GROUPE « AVIGNON DEMAIN »

Président de groupe : Philippe LOTTIAUX

Avignon, le 27 juin 2014

On peut penser ce que l’on veut de l’actuel combat des intermittents. Pour d’aucuns, c’est un combat juste permettant de sauvegarder l’exception culturelle française. Pour d’autres, c’est un exemple de conservatisme et de maintien de privilèges que la situation économique de notre pays ne permet plus. La vérité est sans doute, comme souvent, quelque part entre les deux.

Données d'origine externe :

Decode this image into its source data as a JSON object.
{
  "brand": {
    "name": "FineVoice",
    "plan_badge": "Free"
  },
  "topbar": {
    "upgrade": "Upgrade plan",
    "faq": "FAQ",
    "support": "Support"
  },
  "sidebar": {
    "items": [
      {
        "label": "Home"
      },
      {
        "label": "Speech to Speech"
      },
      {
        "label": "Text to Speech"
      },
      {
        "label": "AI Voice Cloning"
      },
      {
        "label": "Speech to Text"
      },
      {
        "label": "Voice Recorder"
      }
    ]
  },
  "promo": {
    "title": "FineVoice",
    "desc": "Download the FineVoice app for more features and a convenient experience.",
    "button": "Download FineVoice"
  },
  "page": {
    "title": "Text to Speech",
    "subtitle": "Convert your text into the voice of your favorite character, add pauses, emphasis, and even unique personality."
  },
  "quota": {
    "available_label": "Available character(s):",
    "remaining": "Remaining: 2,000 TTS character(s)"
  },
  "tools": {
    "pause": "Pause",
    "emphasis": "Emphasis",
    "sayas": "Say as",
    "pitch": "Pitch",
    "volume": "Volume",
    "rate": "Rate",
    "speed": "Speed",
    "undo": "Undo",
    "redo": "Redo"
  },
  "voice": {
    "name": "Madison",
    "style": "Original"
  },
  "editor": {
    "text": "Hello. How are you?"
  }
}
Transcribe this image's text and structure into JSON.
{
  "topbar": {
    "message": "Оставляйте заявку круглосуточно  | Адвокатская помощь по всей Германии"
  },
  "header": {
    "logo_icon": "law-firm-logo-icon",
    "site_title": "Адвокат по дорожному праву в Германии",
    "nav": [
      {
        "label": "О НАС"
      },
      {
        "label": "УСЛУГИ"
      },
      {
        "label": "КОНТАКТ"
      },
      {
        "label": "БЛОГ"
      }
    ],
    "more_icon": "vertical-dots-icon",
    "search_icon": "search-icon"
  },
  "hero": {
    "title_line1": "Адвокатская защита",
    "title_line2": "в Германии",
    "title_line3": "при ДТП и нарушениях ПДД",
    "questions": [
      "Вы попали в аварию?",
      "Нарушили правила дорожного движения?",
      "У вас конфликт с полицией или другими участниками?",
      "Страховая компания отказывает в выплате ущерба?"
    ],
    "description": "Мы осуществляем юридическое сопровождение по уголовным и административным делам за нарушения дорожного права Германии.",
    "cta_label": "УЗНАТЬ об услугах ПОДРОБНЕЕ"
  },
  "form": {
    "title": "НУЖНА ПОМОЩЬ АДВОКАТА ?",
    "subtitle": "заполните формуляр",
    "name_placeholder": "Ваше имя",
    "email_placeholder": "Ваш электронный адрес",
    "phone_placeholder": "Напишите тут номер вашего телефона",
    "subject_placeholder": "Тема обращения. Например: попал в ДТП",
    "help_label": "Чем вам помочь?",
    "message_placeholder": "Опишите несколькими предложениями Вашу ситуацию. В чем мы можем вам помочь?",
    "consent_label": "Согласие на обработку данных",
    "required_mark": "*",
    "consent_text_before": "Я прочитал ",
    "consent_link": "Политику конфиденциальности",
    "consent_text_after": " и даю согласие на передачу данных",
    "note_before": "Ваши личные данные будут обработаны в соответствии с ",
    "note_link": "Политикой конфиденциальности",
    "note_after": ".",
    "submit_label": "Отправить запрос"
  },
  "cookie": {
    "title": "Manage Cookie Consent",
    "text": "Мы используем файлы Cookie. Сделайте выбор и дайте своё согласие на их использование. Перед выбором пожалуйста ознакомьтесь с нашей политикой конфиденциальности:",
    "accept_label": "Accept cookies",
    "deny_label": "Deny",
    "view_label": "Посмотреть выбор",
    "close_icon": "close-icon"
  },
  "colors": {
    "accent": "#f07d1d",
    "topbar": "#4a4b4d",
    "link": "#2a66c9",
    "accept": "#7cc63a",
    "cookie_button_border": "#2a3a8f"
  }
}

Il est certain que le système souffre de certains abus. Mais ces abus sont souvent le fait davantage des sociétés de production et de certains employeurs que des intéressés eux-mêmes. En outre, oui, le régime des intermittents est une condition sine qua non au maintien de notre dynamisme culturel, et l’essentiel des intermittents ne sont ni des profiteurs, ni des millionnaires : ce sont juste des personnes qui tentent, souvent difficilement, de vivre de leur passion.

Cela n’arroge à personne ne droit de prendre une ville, des spectateurs, des confrères, des commerçants en otage. Mardi doit être annoncée la position des salariés du In quant à la tenue du Festival. Nous osons espérer que chacun fera preuve de sens des responsabilités et de respect. Respect des artistes qui veulent jouer. Respect du public. Respect, tout simplement, de leur métier et de la culture.

Olivier Py s’est exprimé avec acuité et dignité sur ce sujet, et je ne peux que partager sa position. Certes, même sans le In, Avignon sera, grâce au Off et à l’association AF&C, la capitale du théâtre durant ce mois de juillet. Mais une capitale à laquelle il manquerait ses monuments.

 

Alors oui, chacun peut se battre pour ce qu’il estime être ses droits. Mais pas à n’importe quel prix. Il est des armes dont l’utilisation se retourne souvent contre leur utilisateur. Le Festival doit se tenir.